Video footage from April 3 appears to show Haitian national Rolbert Joachim approaching an unsuspecting gas station clerk in Florida. He walks up to the woman and violently bludgeons her to death with a hammer within two minutes. As Melugin reported, her head was “crushed.”

Joachim is an illegal alien from Haiti who was caught and released at the southern border in 2022, Melugin reported.
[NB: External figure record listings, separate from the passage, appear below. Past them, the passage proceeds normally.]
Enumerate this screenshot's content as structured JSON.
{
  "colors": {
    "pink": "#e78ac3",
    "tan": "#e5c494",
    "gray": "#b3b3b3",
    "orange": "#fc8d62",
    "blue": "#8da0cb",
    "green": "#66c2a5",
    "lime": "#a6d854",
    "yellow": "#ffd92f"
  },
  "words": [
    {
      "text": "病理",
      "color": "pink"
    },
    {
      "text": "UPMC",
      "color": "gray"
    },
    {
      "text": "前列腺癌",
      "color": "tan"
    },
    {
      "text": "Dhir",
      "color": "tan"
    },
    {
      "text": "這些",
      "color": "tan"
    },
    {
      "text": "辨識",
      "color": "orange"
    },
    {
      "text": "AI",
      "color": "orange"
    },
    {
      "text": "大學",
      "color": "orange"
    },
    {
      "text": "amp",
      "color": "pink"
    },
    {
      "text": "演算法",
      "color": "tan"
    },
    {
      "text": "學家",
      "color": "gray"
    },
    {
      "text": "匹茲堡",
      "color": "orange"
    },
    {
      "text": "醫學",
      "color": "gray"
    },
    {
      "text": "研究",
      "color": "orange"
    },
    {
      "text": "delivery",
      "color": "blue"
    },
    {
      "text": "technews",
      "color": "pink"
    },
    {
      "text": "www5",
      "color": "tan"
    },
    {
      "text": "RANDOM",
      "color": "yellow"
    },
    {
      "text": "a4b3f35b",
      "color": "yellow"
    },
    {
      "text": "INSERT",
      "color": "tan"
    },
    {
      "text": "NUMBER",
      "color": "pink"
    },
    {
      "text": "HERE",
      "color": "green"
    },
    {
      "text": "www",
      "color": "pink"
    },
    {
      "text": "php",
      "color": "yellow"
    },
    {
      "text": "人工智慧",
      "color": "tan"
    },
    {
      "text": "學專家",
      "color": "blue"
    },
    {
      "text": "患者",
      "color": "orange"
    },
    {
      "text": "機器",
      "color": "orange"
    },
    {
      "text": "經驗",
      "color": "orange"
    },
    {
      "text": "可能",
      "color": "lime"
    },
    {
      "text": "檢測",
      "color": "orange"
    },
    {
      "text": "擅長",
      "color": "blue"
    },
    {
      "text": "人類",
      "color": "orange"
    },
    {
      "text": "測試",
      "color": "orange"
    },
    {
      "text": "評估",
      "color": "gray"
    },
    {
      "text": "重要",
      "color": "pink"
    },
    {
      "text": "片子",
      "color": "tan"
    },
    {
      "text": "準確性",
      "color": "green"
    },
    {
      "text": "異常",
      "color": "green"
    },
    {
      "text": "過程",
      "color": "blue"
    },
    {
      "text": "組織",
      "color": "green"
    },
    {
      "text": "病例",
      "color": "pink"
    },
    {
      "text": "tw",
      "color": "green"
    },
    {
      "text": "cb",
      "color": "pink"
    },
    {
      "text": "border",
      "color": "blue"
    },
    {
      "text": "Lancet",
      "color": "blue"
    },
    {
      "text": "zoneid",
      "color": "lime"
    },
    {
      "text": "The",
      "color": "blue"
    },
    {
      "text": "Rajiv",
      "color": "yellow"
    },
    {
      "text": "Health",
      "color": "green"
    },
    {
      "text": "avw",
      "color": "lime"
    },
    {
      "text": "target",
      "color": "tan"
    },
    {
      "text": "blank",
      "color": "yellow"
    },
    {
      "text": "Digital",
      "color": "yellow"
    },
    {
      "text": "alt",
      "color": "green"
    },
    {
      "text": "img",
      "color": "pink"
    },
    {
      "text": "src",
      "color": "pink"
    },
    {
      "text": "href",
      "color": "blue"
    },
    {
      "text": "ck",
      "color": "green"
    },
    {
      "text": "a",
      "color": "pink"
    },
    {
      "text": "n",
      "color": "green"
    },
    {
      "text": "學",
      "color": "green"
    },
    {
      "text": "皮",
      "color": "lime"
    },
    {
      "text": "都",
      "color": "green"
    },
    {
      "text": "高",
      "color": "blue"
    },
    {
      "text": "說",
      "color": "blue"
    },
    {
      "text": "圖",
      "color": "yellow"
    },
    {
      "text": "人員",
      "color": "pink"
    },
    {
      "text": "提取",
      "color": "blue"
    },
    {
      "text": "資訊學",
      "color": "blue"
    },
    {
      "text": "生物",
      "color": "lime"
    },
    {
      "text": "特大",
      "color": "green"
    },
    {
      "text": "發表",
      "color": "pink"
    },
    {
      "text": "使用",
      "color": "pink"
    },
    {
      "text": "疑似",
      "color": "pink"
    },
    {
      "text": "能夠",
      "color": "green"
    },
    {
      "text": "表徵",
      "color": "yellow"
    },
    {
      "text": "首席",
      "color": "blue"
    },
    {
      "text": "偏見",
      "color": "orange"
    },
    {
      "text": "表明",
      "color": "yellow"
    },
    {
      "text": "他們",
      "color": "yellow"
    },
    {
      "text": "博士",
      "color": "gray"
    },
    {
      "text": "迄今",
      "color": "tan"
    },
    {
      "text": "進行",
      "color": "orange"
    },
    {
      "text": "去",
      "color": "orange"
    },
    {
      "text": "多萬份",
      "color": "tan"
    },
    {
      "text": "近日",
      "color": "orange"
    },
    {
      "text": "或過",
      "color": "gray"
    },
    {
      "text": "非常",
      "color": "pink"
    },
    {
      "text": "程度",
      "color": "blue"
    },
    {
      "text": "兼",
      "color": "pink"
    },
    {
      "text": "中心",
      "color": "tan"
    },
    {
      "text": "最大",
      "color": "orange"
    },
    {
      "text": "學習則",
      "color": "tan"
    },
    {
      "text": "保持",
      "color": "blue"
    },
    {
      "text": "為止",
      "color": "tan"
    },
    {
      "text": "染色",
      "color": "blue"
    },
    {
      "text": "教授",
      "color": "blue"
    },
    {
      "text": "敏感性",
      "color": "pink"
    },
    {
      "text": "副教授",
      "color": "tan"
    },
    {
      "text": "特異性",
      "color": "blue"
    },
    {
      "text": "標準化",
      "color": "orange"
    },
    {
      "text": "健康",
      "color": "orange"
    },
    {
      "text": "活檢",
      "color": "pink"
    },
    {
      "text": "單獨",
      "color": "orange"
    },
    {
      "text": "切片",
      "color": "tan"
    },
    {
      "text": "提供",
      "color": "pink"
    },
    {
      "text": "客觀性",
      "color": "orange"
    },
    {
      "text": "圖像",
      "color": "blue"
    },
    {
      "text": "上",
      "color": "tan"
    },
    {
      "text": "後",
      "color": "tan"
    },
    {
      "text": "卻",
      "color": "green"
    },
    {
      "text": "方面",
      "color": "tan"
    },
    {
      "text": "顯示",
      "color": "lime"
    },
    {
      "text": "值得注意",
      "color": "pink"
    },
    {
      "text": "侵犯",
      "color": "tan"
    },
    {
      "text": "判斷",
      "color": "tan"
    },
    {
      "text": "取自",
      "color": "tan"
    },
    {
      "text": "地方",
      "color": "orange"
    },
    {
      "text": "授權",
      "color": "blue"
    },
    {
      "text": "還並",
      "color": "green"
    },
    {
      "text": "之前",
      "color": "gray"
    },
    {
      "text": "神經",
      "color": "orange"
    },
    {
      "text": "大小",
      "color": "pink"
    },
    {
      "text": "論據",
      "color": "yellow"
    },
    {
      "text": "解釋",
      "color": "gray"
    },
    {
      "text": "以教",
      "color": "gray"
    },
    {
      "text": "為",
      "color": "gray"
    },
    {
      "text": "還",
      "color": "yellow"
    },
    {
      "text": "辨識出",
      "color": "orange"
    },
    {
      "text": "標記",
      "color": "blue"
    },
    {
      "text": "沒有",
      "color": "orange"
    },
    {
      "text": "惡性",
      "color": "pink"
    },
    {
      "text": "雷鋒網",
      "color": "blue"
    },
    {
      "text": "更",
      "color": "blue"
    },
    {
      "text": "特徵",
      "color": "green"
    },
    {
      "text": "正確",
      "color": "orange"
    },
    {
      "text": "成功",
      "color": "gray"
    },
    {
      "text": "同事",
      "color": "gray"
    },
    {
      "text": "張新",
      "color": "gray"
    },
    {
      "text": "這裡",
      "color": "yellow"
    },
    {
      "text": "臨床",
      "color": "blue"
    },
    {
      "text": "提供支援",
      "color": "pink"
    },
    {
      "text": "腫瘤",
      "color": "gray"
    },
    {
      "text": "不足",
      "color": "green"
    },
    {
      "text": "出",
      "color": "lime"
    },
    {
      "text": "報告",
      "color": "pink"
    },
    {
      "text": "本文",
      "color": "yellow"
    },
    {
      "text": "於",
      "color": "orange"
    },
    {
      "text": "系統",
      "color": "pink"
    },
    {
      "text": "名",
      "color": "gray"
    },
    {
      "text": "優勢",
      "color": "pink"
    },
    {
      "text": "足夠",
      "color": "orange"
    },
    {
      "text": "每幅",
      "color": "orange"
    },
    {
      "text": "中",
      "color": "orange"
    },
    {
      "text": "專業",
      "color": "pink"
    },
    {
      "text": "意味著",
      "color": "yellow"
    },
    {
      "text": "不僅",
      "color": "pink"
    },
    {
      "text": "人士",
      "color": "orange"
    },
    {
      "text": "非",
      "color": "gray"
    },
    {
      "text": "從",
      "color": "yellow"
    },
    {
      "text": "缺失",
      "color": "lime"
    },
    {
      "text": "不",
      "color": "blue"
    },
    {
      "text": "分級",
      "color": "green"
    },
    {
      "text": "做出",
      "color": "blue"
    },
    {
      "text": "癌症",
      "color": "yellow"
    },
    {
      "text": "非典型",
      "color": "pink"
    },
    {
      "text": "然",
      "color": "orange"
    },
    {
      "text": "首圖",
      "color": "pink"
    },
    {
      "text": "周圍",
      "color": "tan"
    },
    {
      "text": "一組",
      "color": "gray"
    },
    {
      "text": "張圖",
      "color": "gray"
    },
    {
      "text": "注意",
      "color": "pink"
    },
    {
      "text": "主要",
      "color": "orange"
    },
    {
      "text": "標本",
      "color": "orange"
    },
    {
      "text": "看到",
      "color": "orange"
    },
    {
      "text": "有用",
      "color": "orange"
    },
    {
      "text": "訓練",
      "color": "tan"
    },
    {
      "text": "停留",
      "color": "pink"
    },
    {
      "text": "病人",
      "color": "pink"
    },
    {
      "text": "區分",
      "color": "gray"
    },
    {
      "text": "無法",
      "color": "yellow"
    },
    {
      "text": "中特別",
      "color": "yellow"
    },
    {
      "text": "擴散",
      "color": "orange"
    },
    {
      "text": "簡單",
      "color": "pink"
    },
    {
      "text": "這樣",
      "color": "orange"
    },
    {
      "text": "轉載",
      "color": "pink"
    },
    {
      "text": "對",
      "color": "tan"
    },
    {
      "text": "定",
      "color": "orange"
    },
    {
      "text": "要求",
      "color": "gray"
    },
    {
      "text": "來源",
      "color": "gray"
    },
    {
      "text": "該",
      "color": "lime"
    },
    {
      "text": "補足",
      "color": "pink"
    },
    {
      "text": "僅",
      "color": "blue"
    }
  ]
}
An immigration judge then ordered Joachim deported later that year, but the Department of Homeland Security told Melugin that the Biden administration “shielded him from deportation by granting him Temporary Protected Status, which expired in 2024.”

While Joachim’s protected status lapsed prior to the alleged attack, the brutal killing highlights the broader category of migrants who have received TPS protections — protections that a Biden-appointed judge sought to preserve.

U.S. District Judge Ana Reyes issued a ruling in February blocking the Trump administration from revoking TPS for more than 350,000 Haitian nationals living in the country.

In justifying her usurpation of executive authority, Reyes claimed Washington himself would have been a proponent of TPS.

“On December 2, 1783, then-Commander-in-Chief George Washington penned: ‘America is open to receive not only the Opulent & respected Stranger, but the oppressed & persecuted of all Nations & Religions.’ More than two centuries later, Congress reaffirmed President Washington’s vision by establishing the Temporary Protected Status program,” foreign-born Judge Ana Reyes wrote in her February opinion.

The fight over TPS — and Reyes’ ruling — is headed to the high court. The Supreme Court is slated to hear oral arguments this month in a pair of cases centered on Trump’s ending of TPS. The high court will decide whether to grant or deny applications to pause lower court rulings — like Reyes’ — until after arguments have been made. Notably, the high court previously issued two separate rulings staying lower court injunctions that prohibited Trump from ending TPS for some Venezuelans.